Katie Peterson | Staff Writer
In 2017, following two years of training and discussion, the U.S. Army decided that all Department of the Army and military police would have to complete an annual Law Enforcement Weapons Training and Qualification to mirror annual training and qualification off-post civilian law enforcement officers take.
LEWTAQ must be conducted on a 50-meter range, which Fort Leavenworth did not have. In 2019, Installation Management Command provided the Directorate of Public Works with $1.5 million to expand Kinder Range. Construction began in March 2020, and a large portion of the construction was to carve out the hill to the west to turn the 25-meter range into a 50-meter range.
“What DPW did initially was they conducted a land survey …to make sure where the bullets travel was not going to exceed the height of that hill,” said Chris Fernandez, Directorate of Plans, Training, Mobilization and Security operations and training specialist and overseer of Kinder Range. “We took steps to make sure that our surface danger zone is accurate to the weapons and the caliber of weapons that we’re going to fire in there.

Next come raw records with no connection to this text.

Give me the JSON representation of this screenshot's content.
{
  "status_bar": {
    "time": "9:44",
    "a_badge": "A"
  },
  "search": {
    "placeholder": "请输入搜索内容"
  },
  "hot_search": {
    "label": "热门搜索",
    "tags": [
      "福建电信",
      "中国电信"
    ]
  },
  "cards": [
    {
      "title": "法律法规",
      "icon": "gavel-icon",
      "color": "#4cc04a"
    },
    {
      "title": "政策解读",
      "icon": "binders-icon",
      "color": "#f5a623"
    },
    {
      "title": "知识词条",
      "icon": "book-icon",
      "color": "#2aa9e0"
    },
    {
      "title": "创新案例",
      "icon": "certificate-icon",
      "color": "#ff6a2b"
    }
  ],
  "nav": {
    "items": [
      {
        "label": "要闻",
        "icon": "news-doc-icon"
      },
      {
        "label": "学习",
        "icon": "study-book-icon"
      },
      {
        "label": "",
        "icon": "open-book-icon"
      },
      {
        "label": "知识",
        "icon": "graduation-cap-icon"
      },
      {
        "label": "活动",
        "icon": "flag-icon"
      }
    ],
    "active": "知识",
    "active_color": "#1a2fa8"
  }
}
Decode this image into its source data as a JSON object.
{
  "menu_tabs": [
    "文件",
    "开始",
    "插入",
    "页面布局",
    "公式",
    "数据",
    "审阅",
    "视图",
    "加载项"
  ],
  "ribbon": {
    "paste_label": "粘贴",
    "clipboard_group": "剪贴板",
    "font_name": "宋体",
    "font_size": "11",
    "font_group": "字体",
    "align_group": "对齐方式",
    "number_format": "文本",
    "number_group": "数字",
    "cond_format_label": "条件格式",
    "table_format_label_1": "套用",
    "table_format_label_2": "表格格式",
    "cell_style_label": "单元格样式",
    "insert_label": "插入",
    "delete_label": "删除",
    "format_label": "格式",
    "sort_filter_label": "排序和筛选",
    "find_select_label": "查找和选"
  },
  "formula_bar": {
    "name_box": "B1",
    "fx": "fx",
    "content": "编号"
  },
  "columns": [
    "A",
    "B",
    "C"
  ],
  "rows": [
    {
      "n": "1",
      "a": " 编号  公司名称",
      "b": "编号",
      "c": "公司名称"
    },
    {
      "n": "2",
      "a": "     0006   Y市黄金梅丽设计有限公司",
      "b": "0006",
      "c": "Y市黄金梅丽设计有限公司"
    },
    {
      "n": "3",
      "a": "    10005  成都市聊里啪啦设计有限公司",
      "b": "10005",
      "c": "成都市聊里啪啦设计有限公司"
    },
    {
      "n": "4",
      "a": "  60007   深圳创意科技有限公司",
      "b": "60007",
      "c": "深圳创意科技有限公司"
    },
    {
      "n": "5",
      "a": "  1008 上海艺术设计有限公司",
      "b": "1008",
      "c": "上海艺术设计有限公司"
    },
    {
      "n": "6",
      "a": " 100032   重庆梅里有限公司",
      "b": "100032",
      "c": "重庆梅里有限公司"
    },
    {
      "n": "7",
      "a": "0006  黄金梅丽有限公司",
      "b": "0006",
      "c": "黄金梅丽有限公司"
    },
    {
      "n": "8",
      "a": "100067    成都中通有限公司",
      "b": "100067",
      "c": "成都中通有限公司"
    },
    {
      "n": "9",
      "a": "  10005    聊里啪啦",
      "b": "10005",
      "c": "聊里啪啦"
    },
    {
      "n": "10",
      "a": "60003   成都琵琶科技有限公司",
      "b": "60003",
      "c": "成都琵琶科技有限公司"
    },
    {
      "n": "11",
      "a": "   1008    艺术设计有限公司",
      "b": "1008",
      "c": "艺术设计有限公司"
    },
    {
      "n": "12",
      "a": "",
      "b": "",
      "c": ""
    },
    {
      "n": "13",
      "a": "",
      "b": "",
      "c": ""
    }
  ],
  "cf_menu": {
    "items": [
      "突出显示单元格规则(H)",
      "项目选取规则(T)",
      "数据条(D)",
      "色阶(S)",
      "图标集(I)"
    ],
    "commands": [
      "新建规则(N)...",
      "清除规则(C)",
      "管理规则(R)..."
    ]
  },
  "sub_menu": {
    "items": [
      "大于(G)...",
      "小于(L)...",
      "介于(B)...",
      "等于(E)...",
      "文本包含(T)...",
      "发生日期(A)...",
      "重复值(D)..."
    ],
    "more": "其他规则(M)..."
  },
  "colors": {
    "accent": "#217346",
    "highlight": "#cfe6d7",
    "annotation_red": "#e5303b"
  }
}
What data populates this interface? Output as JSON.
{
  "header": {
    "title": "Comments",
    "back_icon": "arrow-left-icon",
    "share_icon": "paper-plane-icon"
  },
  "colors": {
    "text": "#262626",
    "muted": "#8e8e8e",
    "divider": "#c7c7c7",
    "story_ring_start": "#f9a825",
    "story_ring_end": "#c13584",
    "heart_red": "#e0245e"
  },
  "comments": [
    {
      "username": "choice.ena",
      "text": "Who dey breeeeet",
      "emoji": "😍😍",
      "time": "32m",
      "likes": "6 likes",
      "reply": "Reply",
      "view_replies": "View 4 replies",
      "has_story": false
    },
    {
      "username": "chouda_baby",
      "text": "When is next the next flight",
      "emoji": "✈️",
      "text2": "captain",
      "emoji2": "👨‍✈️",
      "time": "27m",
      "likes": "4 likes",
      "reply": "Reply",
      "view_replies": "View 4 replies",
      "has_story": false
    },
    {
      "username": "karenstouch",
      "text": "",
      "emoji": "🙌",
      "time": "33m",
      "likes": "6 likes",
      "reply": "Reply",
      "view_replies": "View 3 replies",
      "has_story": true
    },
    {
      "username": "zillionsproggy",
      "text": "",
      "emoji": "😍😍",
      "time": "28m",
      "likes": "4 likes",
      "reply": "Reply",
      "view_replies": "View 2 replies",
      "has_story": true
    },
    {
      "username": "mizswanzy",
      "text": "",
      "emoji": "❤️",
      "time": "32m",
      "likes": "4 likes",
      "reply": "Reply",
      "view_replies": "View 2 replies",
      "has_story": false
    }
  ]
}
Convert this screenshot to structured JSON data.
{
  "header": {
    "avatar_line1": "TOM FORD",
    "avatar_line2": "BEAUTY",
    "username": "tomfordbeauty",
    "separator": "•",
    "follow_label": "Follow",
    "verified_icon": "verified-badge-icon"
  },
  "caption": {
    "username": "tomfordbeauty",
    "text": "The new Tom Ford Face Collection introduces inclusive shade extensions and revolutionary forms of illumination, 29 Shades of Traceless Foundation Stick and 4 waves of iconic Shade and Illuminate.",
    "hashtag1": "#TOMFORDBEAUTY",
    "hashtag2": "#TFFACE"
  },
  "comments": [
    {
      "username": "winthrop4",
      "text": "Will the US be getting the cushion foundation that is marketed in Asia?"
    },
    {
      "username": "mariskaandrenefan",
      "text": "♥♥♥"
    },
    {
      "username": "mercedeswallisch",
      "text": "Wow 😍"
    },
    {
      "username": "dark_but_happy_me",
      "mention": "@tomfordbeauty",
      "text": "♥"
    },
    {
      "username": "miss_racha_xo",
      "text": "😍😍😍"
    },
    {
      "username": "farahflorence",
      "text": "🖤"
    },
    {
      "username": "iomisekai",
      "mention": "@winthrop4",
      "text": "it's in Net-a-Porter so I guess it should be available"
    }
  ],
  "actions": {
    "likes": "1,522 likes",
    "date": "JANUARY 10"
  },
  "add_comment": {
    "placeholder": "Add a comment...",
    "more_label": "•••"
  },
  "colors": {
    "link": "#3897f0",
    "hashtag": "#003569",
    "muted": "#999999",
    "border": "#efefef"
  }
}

“We did that initially for the first three months of the project,” he said. “What they’re doing now is they’re constructing a wall (more than 25 feet high), which is acting as a backstop to the bullets, which is called a bullet catcher.”
The construction, led by Julius Kaaz Construction Co. Inc. in Leavenworth, includes removing lead-contaminated soil and laying concrete to help the soldiers keep their footing during the qualification.
“They’ll be running toward the target, so we want to make sure that we provide enough proper material so they’re not slipping,” Fernandez said. “If you put anything but concrete on there, it would be very difficult for them during the wintertime.”
During LEWTAQ, law enforcement personnel will go through a series of target engagements at closer and closer ranges using carbines and pistols.
“That’s the idea of the LEWTAQ is to replicate what the law enforcement off-post have been doing for years and years and years, which is a little different than what the on-post military police qualification has been,” said Doug Cook, DPTMS operations chief.
Since construction began, MPs have travelled to various recreational shooting sites in Missouri and to Fort Riley, Kansas, to complete training, but having a proper site will help accomplish the mission more efficiently, Fernandez said.
“It’s a challenge for them to take everything elsewhere and driving the ammunitions outside or taking it to another location to, for example, Fort Riley. That’s a two-hour drive,” Fernandez said. “They have to take all their gear, all their weapons, all their ammunition, security for the ammunition and take it all the way down there, two hours away.
“Being here, having this type of setup will benefit the MPs, especially when they’re doing shiftwork,” he said. “Conducting shiftwork, that’s very difficult for them (to work a shift, then drive two hours, qualify, then drive two hours back) and I think having this here just gives them a better avenue to qualify with their weapons.”
Kinder Range is expected to have a soft opening May 1 with a full opening later in the summer.